In several different contexts, I've heard the claim that quantum gravity in an accelerating universe messes with our ability to define precise quantum observables.* One version of the argument goes roughly as follows; we need to perform a measurement infinitely many times to get a precise outcome. To prevent quantum fluctuations of the measurement apparatus from destroying the result before we're done averaging, we need our apparatus to be infinitely big. Therefore any measurement performed in a finite space is fundamentally indeterminate, and thus 'local observables' do not exist. Even more troublingly, we can't actually make our experimental apparatus infinitely big, since our accelerating universe has a cosmological horizon. So no measurement of any observable can give an arbitrarily precise result.
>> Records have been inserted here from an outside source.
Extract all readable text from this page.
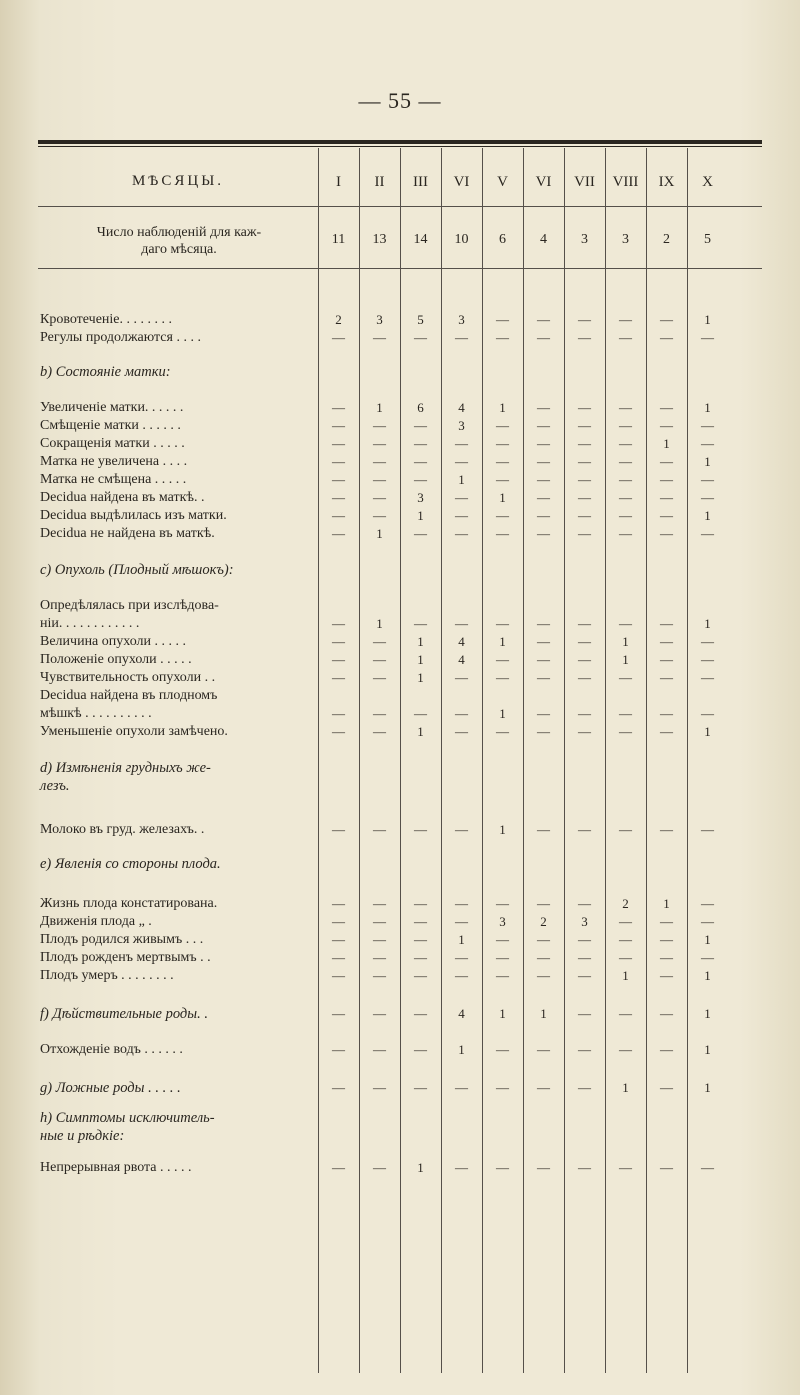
— 55 —
МѢСЯЦЫ.	I	II	III	VI	V	VI	VII	VIII	IX	X
Число наблюденій для каж-
даго мѣсяца.
11	13	14	10	6	4	3	3	2	5
Кровотеченіе. . . . . . . .	2	3	5	3	—	—	—	—	—	1
Регулы продолжаются . . . .	—	—	—	—	—	—	—	—	—	—
b) Состояніе матки:
Увеличеніе матки. . . . . .	—	1	6	4	1	—	—	—	—	1
Смѣщеніе матки . . . . . .	—	—	—	3	—	—	—	—	—	—
Сокращенія матки . . . . .	—	—	—	—	—	—	—	—	1	—
Матка не увеличена . . . .	—	—	—	—	—	—	—	—	—	1
Матка не смѣщена . . . . .	—	—	—	1	—	—	—	—	—	—
Decidua найдена въ маткѣ. .	—	—	3	—	1	—	—	—	—	—
Decidua выдѣлилась изъ матки.	—	—	1	—	—	—	—	—	—	1
Decidua не найдена въ маткѣ.	—	1	—	—	—	—	—	—	—	—
c) Опухоль (Плодный мѣшокъ):
Опредѣлялась при изслѣдова-
ніи. . . . . . . . . . . .	—	1	—	—	—	—	—	—	—	1
Величина опухоли . . . . .	—	—	1	4	1	—	—	1	—	—
Положеніе опухоли . . . . .	—	—	1	4	—	—	—	1	—	—
Чувствительность опухоли . .	—	—	1	—	—	—	—	—	—	—
Decidua найдена въ плодномъ
мѣшкѣ . . . . . . . . . .	—	—	—	—	1	—	—	—	—	—
Уменьшеніе опухоли замѣчено.	—	—	1	—	—	—	—	—	—	1
d) Измѣненія грудныхъ же-
лезъ.
Молоко въ груд. железахъ. .	—	—	—	—	1	—	—	—	—	—
e) Явленія со стороны плода.
Жизнь плода констатирована.	—	—	—	—	—	—	—	2	1	—
Движенія плода „ .	—	—	—	—	3	2	3	—	—	—
Плодъ родился живымъ . . .	—	—	—	1	—	—	—	—	—	1
Плодъ рожденъ мертвымъ . .	—	—	—	—	—	—	—	—	—	—
Плодъ умеръ . . . . . . . .	—	—	—	—	—	—	—	1	—	1
f) Дѣйствительные роды. .	—	—	—	4	1	1	—	—	—	1
Отхожденіе водъ . . . . . .	—	—	—	1	—	—	—	—	—	1
g) Ложные роды . . . . .	—	—	—	—	—	—	—	1	—	1
h) Симптомы исключитель-
ные и рѣдкіе:
Непрерывная рвота . . . . .	—	—	1	—	—	—	—	—	—	—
I gather that this argument or something like it has been known and worried about for decades, and is given as strong evidence that quantum mechanics is in tension with cosmology in De Sitter space. But at a philosophical level I can't see why it should imply something so profound. The inability of a finite measurement apparatus to average forever seems like a practical limitation, and not something a theorist should worry about so much.
So my questions are the following:
Why should the inability of an experiment to average infinitely long imply that the observed quantity is fundamentally ill-defined? There's even a way to give operational meaning to these observables, if you'll grant me multiple copies of the universe; a theorist outside the universe can still define and compute experimentally accessible observables to arbitrary precision, and this prediction can be compared against the combined outcomes of many experiments conducted in an ensemble of identical universes.
The above argument is a bit vague, and I suspect that it is an attempt to simplify a sharper, more mathematical statement. Is this so, and if so then what is the more precise statement of the issue at hand? Does it have a name, or a body of literature where can I read more? I gather it may be related to issue with defining the S matrix in cosmology, since you can't take the ingoing and outgoing states to infinity (though I'm not sure).
You can find this argument given by Nima Arkani-Hamed at the time linked within this video. And it's not like he thinks this is just some philosophical issue. He takes it as evidence that we need to understand how time emerges from something deeper, analogous to how space emerges in holography (i.e. AdS/CFT).
*Note that this argument goes way beyond the usual argument that you cannot probe distances smaller than the Planck length, since attempting to do so would create a black hole. This simpler thought experiment is taken to imply that there is no operational definition of length below the Planck length. It is a statement about the interpretation of a single measurement/observation, and unlike the above it really prevents even a theorist from saying anything of observable consequence about shorter distances.